The action is brought to recover damages for the failure of defendant to deliver to plaintiff 100,000 shares of the capital stock of the Branch Mint Mining and Milling Company, which, as plaintiff alleges, he purchased in May, 1905. The agreement for sale is said to have been an oral one, as to which plaintiff and defendant alone are able to testify directly. The former alleges that the sale was made, the latter denies it. It is not claimed that the enterprise was a fraudulent one, but it Ultimately proved to be a failure. The company had issued an enormous amount of stock, mainly or wholly to defendant, who was engaged in and about the year 1905 in selling it, partly through the efforts of plaintiff, who was compensated for his services. The price at which the stock was offered to optimistic investors was fifteen cents per share, and apparently a considerable amount was sold by defendant at that figure, although, on occasion, he was able to buy back shares at a much smaller price. The stock was not listed on any exchange, and there was no open market for it.

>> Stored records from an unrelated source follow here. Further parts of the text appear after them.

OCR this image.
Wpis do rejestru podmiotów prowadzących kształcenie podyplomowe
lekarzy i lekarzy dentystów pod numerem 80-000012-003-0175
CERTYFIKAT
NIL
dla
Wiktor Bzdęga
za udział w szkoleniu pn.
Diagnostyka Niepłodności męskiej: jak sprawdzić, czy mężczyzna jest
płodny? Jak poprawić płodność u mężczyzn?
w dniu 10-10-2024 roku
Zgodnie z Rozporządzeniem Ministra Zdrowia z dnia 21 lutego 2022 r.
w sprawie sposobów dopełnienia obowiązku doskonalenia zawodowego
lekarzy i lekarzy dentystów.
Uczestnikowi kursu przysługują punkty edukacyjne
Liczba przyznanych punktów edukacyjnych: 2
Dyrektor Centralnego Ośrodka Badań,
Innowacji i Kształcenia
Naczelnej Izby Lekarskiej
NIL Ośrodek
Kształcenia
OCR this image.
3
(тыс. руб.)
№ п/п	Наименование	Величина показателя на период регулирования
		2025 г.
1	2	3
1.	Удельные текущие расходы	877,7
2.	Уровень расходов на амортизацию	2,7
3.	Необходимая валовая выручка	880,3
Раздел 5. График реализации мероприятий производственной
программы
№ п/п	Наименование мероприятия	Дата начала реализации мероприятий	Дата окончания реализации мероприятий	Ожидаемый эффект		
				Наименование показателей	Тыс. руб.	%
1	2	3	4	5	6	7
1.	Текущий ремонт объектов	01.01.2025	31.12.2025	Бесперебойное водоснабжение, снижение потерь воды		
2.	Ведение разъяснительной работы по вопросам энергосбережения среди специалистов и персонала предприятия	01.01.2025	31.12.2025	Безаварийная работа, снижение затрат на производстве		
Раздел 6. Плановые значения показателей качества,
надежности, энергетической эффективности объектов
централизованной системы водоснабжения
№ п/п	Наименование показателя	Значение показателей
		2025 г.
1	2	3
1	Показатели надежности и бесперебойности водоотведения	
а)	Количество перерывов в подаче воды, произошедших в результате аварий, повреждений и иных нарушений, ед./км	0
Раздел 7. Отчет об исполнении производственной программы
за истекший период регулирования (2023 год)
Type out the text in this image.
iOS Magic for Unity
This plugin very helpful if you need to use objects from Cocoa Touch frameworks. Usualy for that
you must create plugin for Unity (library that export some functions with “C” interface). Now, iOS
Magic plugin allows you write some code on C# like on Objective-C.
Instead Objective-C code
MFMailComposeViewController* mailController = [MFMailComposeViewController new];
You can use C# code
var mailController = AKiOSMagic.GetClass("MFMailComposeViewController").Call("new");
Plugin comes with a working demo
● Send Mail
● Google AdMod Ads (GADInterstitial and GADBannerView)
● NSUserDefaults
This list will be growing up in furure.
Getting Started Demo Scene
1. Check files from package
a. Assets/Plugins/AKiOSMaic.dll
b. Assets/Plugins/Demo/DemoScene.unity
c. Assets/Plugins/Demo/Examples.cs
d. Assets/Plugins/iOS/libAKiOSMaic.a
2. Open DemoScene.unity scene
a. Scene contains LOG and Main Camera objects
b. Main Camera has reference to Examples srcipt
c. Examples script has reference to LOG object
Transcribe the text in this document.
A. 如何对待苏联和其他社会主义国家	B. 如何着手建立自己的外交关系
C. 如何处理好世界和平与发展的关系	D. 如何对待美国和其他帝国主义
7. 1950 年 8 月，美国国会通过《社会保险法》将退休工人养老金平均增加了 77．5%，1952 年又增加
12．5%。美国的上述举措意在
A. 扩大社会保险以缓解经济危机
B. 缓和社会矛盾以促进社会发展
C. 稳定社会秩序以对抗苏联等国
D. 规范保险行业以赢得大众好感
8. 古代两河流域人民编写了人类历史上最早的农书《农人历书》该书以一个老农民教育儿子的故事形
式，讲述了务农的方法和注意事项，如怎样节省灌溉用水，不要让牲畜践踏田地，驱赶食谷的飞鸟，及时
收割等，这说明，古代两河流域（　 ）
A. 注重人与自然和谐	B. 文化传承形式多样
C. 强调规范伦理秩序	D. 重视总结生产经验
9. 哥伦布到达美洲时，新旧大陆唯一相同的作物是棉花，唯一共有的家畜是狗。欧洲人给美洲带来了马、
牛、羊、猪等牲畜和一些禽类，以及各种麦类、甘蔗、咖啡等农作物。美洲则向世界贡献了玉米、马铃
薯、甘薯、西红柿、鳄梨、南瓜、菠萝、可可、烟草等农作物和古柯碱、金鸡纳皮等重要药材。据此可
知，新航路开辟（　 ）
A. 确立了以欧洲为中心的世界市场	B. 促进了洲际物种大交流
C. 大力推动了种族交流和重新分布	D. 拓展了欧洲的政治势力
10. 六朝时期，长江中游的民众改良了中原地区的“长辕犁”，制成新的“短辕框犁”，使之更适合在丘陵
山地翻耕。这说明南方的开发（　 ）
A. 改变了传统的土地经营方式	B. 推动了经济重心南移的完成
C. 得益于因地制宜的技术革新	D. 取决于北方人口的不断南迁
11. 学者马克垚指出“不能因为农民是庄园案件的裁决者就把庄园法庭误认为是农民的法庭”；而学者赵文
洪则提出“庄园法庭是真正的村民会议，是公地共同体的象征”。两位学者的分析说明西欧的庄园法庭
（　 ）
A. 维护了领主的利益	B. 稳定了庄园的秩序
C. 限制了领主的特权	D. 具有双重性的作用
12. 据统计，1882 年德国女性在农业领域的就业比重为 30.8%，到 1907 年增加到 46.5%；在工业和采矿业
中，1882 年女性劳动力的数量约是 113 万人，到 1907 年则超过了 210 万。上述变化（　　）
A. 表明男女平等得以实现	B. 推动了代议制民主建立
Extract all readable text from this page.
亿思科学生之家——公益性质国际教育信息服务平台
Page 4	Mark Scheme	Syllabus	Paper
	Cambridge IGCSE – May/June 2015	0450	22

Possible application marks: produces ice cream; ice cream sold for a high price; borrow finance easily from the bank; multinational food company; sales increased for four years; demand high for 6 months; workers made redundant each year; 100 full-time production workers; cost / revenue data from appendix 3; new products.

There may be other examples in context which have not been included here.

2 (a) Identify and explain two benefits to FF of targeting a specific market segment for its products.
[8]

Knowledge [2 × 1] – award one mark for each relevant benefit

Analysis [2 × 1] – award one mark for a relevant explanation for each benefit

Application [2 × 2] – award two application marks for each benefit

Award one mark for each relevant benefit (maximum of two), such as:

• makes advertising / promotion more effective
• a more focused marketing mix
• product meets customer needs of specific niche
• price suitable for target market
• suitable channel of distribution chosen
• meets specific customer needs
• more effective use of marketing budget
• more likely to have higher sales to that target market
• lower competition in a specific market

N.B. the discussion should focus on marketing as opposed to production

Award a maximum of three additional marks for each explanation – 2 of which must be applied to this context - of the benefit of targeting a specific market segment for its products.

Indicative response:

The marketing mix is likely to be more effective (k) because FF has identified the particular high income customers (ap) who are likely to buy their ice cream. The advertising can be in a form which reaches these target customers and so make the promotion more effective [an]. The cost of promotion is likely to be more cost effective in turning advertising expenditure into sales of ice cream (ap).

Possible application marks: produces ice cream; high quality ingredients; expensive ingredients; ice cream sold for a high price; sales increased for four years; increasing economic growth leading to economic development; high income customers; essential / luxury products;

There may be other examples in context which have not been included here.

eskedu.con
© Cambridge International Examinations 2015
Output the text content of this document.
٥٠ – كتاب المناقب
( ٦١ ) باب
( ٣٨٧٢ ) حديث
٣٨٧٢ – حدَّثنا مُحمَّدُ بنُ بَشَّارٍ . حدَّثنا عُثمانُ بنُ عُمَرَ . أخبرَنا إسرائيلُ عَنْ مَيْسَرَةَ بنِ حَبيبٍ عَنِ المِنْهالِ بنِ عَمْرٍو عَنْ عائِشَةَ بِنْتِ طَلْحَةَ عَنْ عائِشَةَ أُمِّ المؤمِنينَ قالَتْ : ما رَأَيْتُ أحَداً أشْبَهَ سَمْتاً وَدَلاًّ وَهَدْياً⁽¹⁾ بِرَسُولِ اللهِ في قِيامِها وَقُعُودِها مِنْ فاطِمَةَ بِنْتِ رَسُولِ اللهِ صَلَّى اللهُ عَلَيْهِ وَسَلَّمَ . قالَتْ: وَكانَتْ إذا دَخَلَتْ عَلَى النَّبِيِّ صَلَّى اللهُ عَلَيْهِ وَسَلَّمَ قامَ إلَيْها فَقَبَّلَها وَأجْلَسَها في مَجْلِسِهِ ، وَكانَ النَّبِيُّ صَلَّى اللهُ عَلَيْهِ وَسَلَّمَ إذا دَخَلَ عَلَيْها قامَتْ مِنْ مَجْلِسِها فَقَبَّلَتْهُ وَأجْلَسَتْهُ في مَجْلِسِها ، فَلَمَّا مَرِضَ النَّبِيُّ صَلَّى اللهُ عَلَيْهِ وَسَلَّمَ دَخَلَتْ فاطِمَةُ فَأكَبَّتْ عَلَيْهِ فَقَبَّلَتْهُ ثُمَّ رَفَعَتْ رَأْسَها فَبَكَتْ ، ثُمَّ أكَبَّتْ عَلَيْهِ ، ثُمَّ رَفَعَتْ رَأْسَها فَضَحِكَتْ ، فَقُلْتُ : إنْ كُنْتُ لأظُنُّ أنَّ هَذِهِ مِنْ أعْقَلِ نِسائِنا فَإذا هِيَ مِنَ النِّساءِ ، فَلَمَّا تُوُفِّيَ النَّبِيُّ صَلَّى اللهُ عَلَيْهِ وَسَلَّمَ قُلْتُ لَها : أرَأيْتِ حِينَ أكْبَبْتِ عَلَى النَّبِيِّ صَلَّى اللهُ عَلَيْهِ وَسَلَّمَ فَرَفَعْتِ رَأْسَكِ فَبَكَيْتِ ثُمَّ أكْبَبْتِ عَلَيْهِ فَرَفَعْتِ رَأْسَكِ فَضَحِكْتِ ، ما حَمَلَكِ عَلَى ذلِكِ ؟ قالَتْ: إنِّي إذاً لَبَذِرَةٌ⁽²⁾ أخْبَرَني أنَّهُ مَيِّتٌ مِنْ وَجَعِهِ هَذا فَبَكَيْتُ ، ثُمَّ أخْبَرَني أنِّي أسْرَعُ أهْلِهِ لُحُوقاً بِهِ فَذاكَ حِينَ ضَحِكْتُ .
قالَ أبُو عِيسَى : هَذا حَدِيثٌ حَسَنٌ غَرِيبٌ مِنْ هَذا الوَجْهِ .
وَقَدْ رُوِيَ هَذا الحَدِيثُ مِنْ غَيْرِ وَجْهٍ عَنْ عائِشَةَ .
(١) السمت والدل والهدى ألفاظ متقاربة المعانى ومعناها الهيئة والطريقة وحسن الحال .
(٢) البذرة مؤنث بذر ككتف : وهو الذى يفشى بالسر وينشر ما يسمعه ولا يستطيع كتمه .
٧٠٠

There is a notable lack of exceptions in the record, but on the appeal from the order denying the motion for a new trial we are authorized to consider the weight of the evidence and the question whether or not the case was tried upon a wrong theory. (Goldman v. Swartwout, 117 App. Div. 185, 188 )
Whether or not any contract was ever made rests upon the testimony of the interested parties and so far the evidence may be said to be equally balanced. From the time the sale is said to have been made until after the failure of the enterprise, had been demonstrated plaintiff and defendant apparently remained on terms of intimacy and engaged in frequent correspondence relating to the affairs of the company. It is very significant that in all this correspondence no reference is made to any sale of stock to plaintiff or any claim he had to a delivery of shares upon such sale.
If, however, plaintiff’s version of the sale be accepted as true *669no time was agreed upon within which the stock was to he delivered, and in order to put defendant in default a demand was necessary. Plaintiff attempted to prove such a demand in July, 1905, but it is evident that if any demand was then made it was waived, and not persisted in. A formal demand, and the only one clearly proven, was made in 1908 after the enterprise had failed and the stock doubtless had become valueless.
The court did not leave the question of damages to the jury, hut charged that if it was found that the contract of sale had been made (non-delivery being admitted) plaintiff was entitled to recover the value of the stock estimated at fifteen cents per share. This was doubtless upon the theory that if the stock had been delivered when, or shortly after, the sale had been made the plaintiff would have been able to sell it at the price named. If, however, as we consider, defendant was not in default until the formal demand was made upon him in 1908, the verdict rendered under this charge was much too large, and in any event, since there was never an open market for the stock, the question of the amount of damages was for the jury.
We are, therefore, of the opinion that the verdict was arrived at by the application of an erroneous rule of damages, and that the judgment cannot be sustained upon the evidence. It will, therefore, be reversed and a new trial granted, with costs to appellant to abide the event.
Ingraham, P. J., Laughlin, Clarke and Miller, JJ., concurred.
Judgment and order reversed, new trial ordered, costs to appellant to abide event.